Oil prices continued to tumble yesterday in the wake of OPEC's inability to curb oil production, raising the prospect that inflation will be lower next year than this year.

In commodity trading in New York, the price of a key grade of U.S. oil, West Texas intermediate, dropped to $16.85 for a 42-gallon barrel, with delivery next month. Prices for this crude oil have declined almost $1.50 in two days and are well below the $22-a-barrel level hit briefly earlier this year.

Each $1 decline in the price of a barrel of crude oil reduces refiners' costs by about 2 1/2 cents a gallon for petroleum products such as gasoline and home heating oil. With the United States consuming almost 6 billion barrels of oil products a year, each $1 drop in the price means the same amount of oil will cost about $6 billion less.

Officially, the new production and price agreement OPEC concluded Monday sets an $18-a-barrel price, but industry analysts said that without significant production cuts by OPEC members there is no way to hold prices at that level. A $17-a-barrel price for West Texas Intermediate crude on the New York Mercantile Exchange is equivalent to about $15.50 for the key grade of OPEC oil, Saudi Arabian light crude.

John Lichtblau of the Petroleum Industry Research Foundation, an industry-sponsored group, said, "It looks like they {the OPEC members} have established a quota that is much too high for the first quarter {and} they are sticking with the $18 price. This volume at $18 is contradictory."
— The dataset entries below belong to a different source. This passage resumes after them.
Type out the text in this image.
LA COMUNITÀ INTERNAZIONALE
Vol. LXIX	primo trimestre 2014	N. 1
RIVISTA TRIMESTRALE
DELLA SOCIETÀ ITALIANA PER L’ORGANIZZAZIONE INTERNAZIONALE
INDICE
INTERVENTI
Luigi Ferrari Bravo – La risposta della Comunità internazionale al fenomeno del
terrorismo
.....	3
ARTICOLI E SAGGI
Just how far oil prices may fall, and therefore how much of a restraining influence they will have on inflation in the United States, is uncertain. Lichtblau and other analysts said that if the price for Saudi light crude began to fall very sharply, as it did in 1986 when it went below $10 for a time, OPEC members might be willing to set aside their political differences and reach a new agreement to limit production and prop up prices.

At $17 a barrel, oil is already about $3 a barrel less than some forecasters expected it to be during 1988. If the lower prices stick, that difference should produce a one-time downward movement of about 0.4 percentage points in the general level of U.S. prices.

If prices continue to fall, the impact on the consumer price index next year will be still larger. A decline in West Texas Intermediate crude to $15 a barrel -- or $13.50 for Saudi light -- could knock a total of about 0.6 or 0.7 percentage points off next year's CPI increase.

Most forecasters had been predicting an acceleration of inflation in 1988 above the 4.3 percent to 4.5 percent level expected for this year. Wage gains were expected to be larger next year than they have been for several years, and the falling dollar was expected to make imported goods more costly. Meanwhile, a Social Security tax increase Jan. 1, and a possible increase in the federal minimum wage, were also expected to add to labor costs and inflation.

However, since the October stock market plunge, many forecasters, including those in the Reagan administration, have lowered their expectations about both real economic growth and inflation for 1988.

If the economic growth slows substantially in the first half of next year, as many now predict, and oil prices stay down, inflation in 1988 could well turn out to be lower than it has been this year.

Such a development would reduce the possibility that the Federal Reserve might have to raise interest rates to head off unacceptable inflationary pressures or to support the dollar.

Even if growth does not slow very much, the break in oil prices will still help hold down inflation and contribute to somewhat lower interest rates.

In the 12 months ended in October, the consumer price index rose 4.5 percent. The energy portion of the CPI went up 8.1 percent, largely because oil prices rebounded from their lows of 1986.

Gasoline prices increased about 20 percent over the period, and heating oil was up 16.6 percent. On the other hand, natural gas prices fell 4.3 percent and electricity prices rose only 0.6 percent. The natural gas price drop was due in part to the sharp decline in oil prices last year when a significant number of industrial users of gas switched to cheaper residual fuel oil. Cheaper oil also was a factor in electricity pricing.

In every year from 1982 through 1986, the energy component of the CPI rose less rapidly than the nonenergy portion of the index.

The impact of this slower rise in energy prices was to reduce the overall rate of inflation by amounts ranging from 0.2 percentage points in 1985 to a whopping 2.7 percentage points in 1986. In the 12 months through October, higher energy prices have added 0.3 percentage points to the CPI increase.